Saving scenic land (and jobs) in the Adirondacks
With the future of over 160,000 acres of the Adirondacks at stake, the Nature Conservancy needed legal counsel able to deal with myriad bet-the-farm transactions on a tight, unforgiving timetable.
It turned to Goulston & Storrs. As an alumnus, the Nature Conservancy’s General Counsel, Jonathon Kaledin, knew first-hand that the firm would deliver exactly what he needed: a deep bench; seamless, inter-office real estate expertise; and, a passion for the complex issues involved. He called Matt Epstein, a Boston partner and friend, who reached out to the firm’s pro bono committee.
The Goulston & Storrs team for the Nature Conservancy was led by Max Friedman, a Director in the Real Estate group. Based in the firm’s New York City office, Friedman had earned a reputation for handling such complex real estate deals as the redevelopment of Times Square.

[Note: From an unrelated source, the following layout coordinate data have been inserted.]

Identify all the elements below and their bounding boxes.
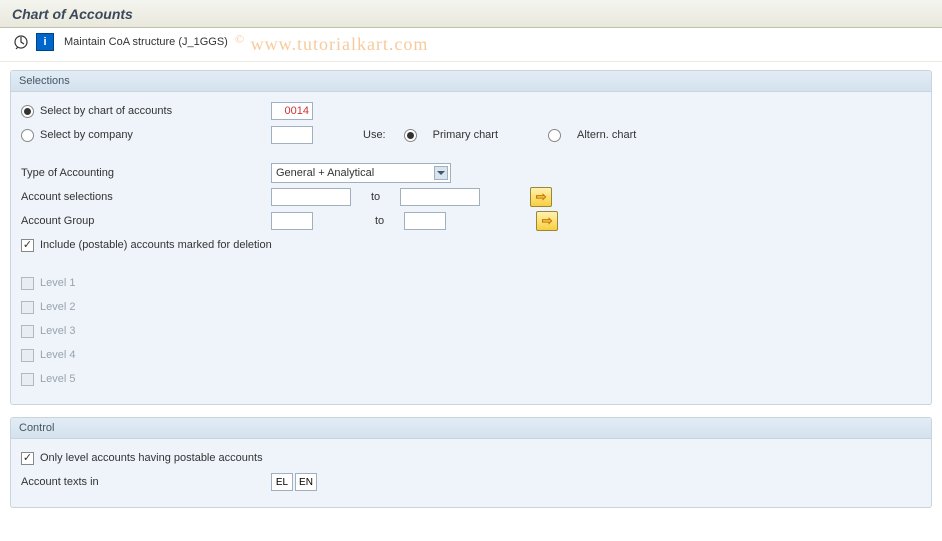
chevron-down-icon <box>434 166 448 180</box>
checkbox-level-3 <box>21 325 34 338</box>
label-include-deletion: Include (postable) accounts marked for d… <box>40 239 272 251</box>
label-level-2: Level 2 <box>40 301 75 313</box>
label-type-of-accounting: Type of Accounting <box>21 167 114 179</box>
selections-header: Selections <box>11 71 931 92</box>
dropdown-value: General + Analytical <box>276 167 374 179</box>
to-label-2: to <box>375 215 384 227</box>
checkbox-level-5 <box>21 373 34 386</box>
checkbox-include-deletion[interactable] <box>21 239 34 252</box>
info-icon[interactable]: i <box>36 33 54 51</box>
checkbox-only-level[interactable] <box>21 452 34 465</box>
lang-input-1[interactable] <box>271 473 293 491</box>
radio-primary-chart[interactable] <box>404 129 417 142</box>
label-level-1: Level 1 <box>40 277 75 289</box>
toolbar: i Maintain CoA structure (J_1GGS) <box>0 28 942 62</box>
execute-icon[interactable] <box>12 33 30 51</box>
label-account-group: Account Group <box>21 215 94 227</box>
label-altern-chart: Altern. chart <box>577 129 636 141</box>
to-label-1: to <box>371 191 380 203</box>
type-of-accounting-dropdown[interactable]: General + Analytical <box>271 163 451 183</box>
account-group-from[interactable] <box>271 212 313 230</box>
use-label: Use: <box>363 129 386 141</box>
toolbar-label: Maintain CoA structure (J_1GGS) <box>64 36 228 48</box>
account-selections-from[interactable] <box>271 188 351 206</box>
checkbox-level-1 <box>21 277 34 290</box>
label-level-3: Level 3 <box>40 325 75 337</box>
multiple-selection-button-2[interactable] <box>536 211 558 231</box>
chart-of-accounts-input[interactable] <box>271 102 313 120</box>
checkbox-level-2 <box>21 301 34 314</box>
lang-input-2[interactable] <box>295 473 317 491</box>
page-title: Chart of Accounts <box>12 6 930 22</box>
checkbox-level-4 <box>21 349 34 362</box>
control-group: Control Only level accounts having posta… <box>10 417 932 508</box>
account-group-to[interactable] <box>404 212 446 230</box>
control-header: Control <box>11 418 931 439</box>
radio-select-by-chart[interactable] <box>21 105 34 118</box>
label-account-selections: Account selections <box>21 191 113 203</box>
account-selections-to[interactable] <box>400 188 480 206</box>
main-content: Selections Select by chart of accounts S… <box>0 62 942 528</box>
label-select-by-chart: Select by chart of accounts <box>40 105 172 117</box>
label-primary-chart: Primary chart <box>433 129 498 141</box>
label-only-level: Only level accounts having postable acco… <box>40 452 263 464</box>
radio-select-by-company[interactable] <box>21 129 34 142</box>
selections-group: Selections Select by chart of accounts S… <box>10 70 932 405</box>
label-level-5: Level 5 <box>40 373 75 385</box>
label-select-by-company: Select by company <box>40 129 133 141</box>
radio-altern-chart[interactable] <box>548 129 561 142</box>
title-bar: Chart of Accounts <box>0 0 942 28</box>
company-input[interactable] <box>271 126 313 144</box>
label-account-texts: Account texts in <box>21 476 99 488</box>
label-level-4: Level 4 <box>40 349 75 361</box>
multiple-selection-button-1[interactable] <box>530 187 552 207</box>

Friedman collaborated with attorneys in the firm’s New York and Boston offices. The team was focused on the client’s goal of protecting the wilderness while safeguarding the jobs associated with Finch, Pruyn & Company, the paper manufacturer which had owned the land for nearly 150 years.
The result? With the firm’s help, the Conservancy crafted an agreement that uses a variety of sophisticated tools to protect land that The New York Times described as the “last big piece of privately owned timberland in the Adirondacks” while remaining sensitive to any economic impacts.